American baseball player (1926–2023)

Robert Morris Morgan (June 29, 1926 – June 1, 2023) was an American professional baseball infielder. He played eight seasons in Major League Baseball (MLB) between 1950 and 1958 for the Brooklyn Dodgers, Philadelphia Phillies, St. Louis Cardinals, and Chicago Cubs.

==Early life==
Born in Oklahoma City, Oklahoma, Morgan played American Legion baseball on the same team as Roy Jarvis and Cal McLish, winning the Oklahoma state championship in 1943. He graduated from Classen High School in 1944.

==Playing career==
Morgan began his professional career after he graduated from Classen in 1944, signing with the Brooklyn Dodgers. While at spring training in 1944, Morgan was drafted to fight in World War II, where he served in the European Theater of Operations. In 1949, he was named the most valuable player of the Triple-A International League That year, he won the league batting crown (.337) and collected 112 runs batted in (RBIs) with the Montreal Royals.

Morgan's days with the Dodgers were spent as a utility infielder, playing behind Hall of Famers Pee Wee Reese and Jackie Robinson, All-Star Gil Hodges, 1953 Rookie of the Year Jim Gilliam, and slick-fielding Billy Cox. He played in three World Series games for the Dodgers. In the 1952 series he was a defensive replacement in Game 4, and lined out as a pinch hitter in the ninth inning of Game 7 against Bob Kuzava of the New York Yankees. In the 1953 World Series, he again lined out as a pinch hitter, in the seventh inning of Game 6.

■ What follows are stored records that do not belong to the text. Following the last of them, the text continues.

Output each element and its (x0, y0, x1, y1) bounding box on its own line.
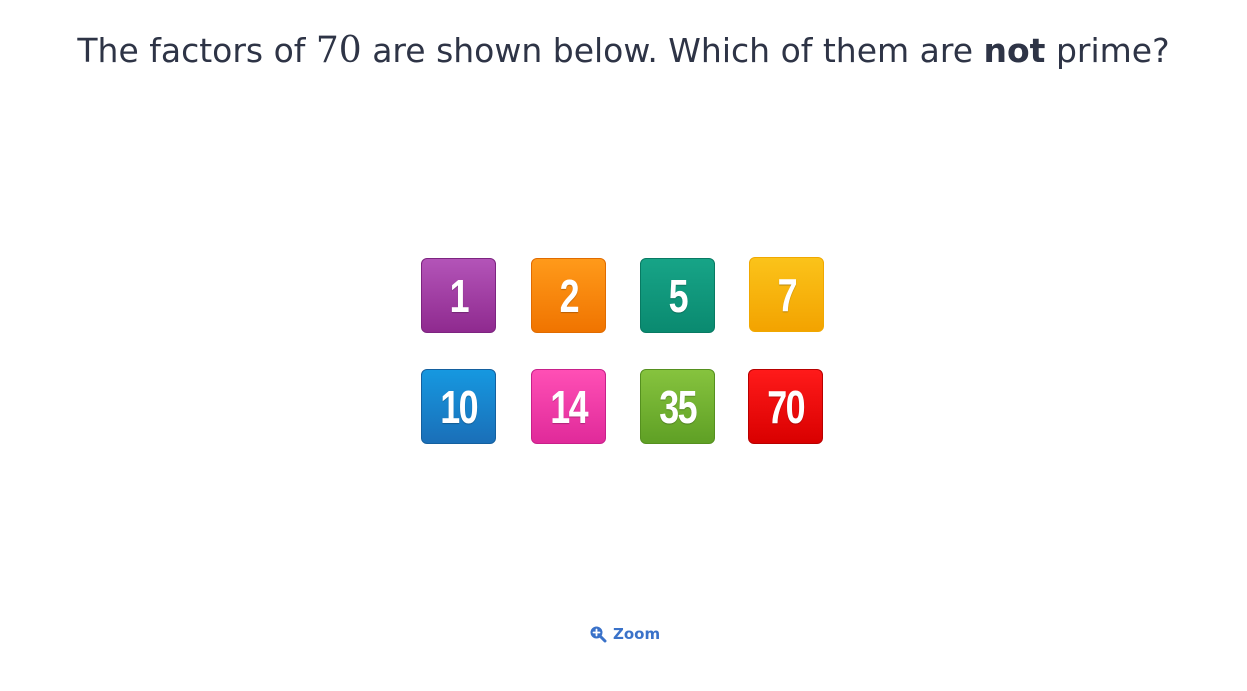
factor-tile-2[interactable]: 2 (531, 258, 606, 333)
question-text: The factors of 70 are shown below. Which… (0, 30, 1247, 71)
factor-tile-label: 14 (550, 380, 588, 433)
question-suffix: prime? (1045, 31, 1170, 70)
factor-tile-1[interactable]: 1 (421, 258, 496, 333)
factor-tile-label: 7 (777, 268, 797, 321)
zoom-label: Zoom (613, 625, 661, 643)
question-emphasis: not (983, 31, 1046, 70)
factor-tile-label: 1 (449, 269, 469, 322)
factor-tile-7[interactable]: 7 (749, 257, 824, 332)
factor-tile-10[interactable]: 10 (421, 369, 496, 444)
factor-tile-label: 35 (659, 380, 697, 433)
factor-tiles: 1 2 5 7 10 14 35 70 (420, 257, 830, 449)
page: The factors of 70 are shown below. Which… (0, 0, 1247, 691)
factor-tile-label: 70 (767, 380, 805, 433)
factor-tile-label: 2 (559, 269, 579, 322)
zoom-button[interactable]: Zoom (589, 623, 660, 645)
factor-tile-label: 10 (440, 380, 478, 433)
factor-tile-label: 5 (668, 269, 688, 322)
factor-tile-14[interactable]: 14 (531, 369, 606, 444)
factor-tile-70[interactable]: 70 (748, 369, 823, 444)
zoom-in-icon (590, 626, 607, 643)
factor-tile-35[interactable]: 35 (640, 369, 715, 444)
question-prefix: The factors of (77, 31, 316, 70)
factor-tile-5[interactable]: 5 (640, 258, 715, 333)
question-middle: are shown below. Which of them are (361, 31, 984, 70)
question-number: 70 (315, 30, 362, 71)
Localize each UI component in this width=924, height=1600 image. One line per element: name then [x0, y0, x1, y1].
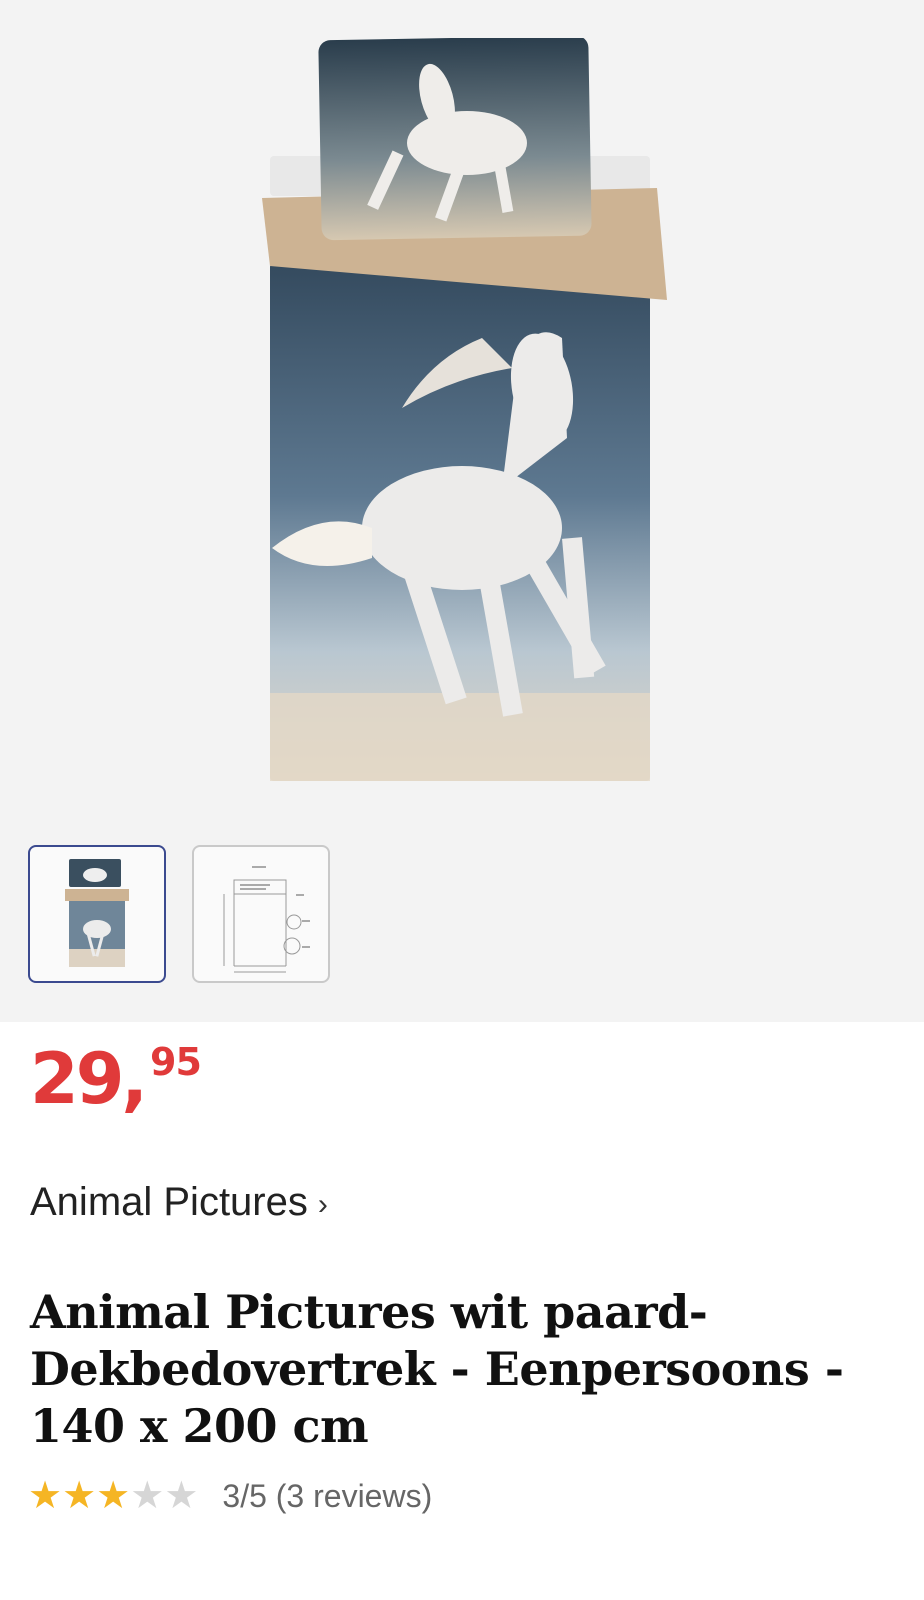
product-info: 29,95 Animal Pictures › Animal Pictures … — [0, 1022, 924, 1600]
thumbnail-1[interactable] — [28, 845, 166, 983]
brand-name: Animal Pictures — [30, 1180, 308, 1224]
star-filled-icon: ★ — [28, 1475, 63, 1517]
rating-stars: ★ ★ ★ ★ ★ — [28, 1477, 198, 1515]
product-title: Animal Pictures wit paard- Dekbedovertre… — [30, 1285, 844, 1453]
product-gallery — [0, 0, 924, 1022]
thumbnail-2[interactable] — [192, 845, 330, 983]
rating-text[interactable]: 3/5 (3 reviews) — [222, 1478, 432, 1515]
thumbnail-strip — [28, 845, 330, 983]
star-filled-icon: ★ — [96, 1475, 131, 1517]
star-empty-icon: ★ — [164, 1475, 199, 1517]
price-whole: 29 — [30, 1038, 124, 1120]
main-product-image[interactable] — [262, 38, 682, 808]
product-price: 29,95 — [30, 1043, 202, 1114]
duvet-thumbnail-image — [65, 859, 129, 967]
dimension-drawing-icon — [223, 866, 310, 973]
price-cents: 95 — [150, 1040, 202, 1084]
chevron-right-icon: › — [317, 1187, 328, 1221]
brand-link[interactable]: Animal Pictures › — [30, 1180, 328, 1225]
product-rating[interactable]: ★ ★ ★ ★ ★ 3/5 (3 reviews) — [28, 1477, 432, 1515]
star-empty-icon: ★ — [130, 1475, 165, 1517]
star-filled-icon: ★ — [62, 1475, 97, 1517]
price-comma: , — [121, 1038, 149, 1120]
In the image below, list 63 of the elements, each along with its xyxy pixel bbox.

Traded to the Phillies in March 1954 for Dick Young, Morgan set personal bests in hits (119), doubles, home runs (14), RBIs (50) and batting average (.262) as the Phillies' starting shortstop in 1954, where he displaced veteran former "Whiz Kid" Granny Hamner. The following year, Morgan moved to second base, but slumped at the plate.

In May 1956, the Phillies traded Morgan to the St. Louis Cardinals for Solly Hemus. After the 1956 season, the Cardinals traded Morgan and Rip Repulski to the Phillies for Del Ennis. The Chicago Cubs purchased Morgan from the Phillies in May 1957.

Overall, as a big leaguer, Morgan collected 487 hits, with 96 doubles, 11 triples, and 53 home runs. He batted .233. Morgan's playing career continued in the minor leagues through 1963.

==Later life==
Morgan managed for three seasons (1964–66) in the Phillies farm system and scouted for the Baltimore Orioles, Kansas City Royals, and Minnesota Twins.

Morgan died in Oklahoma City on June 1, 2023, at the age of 96.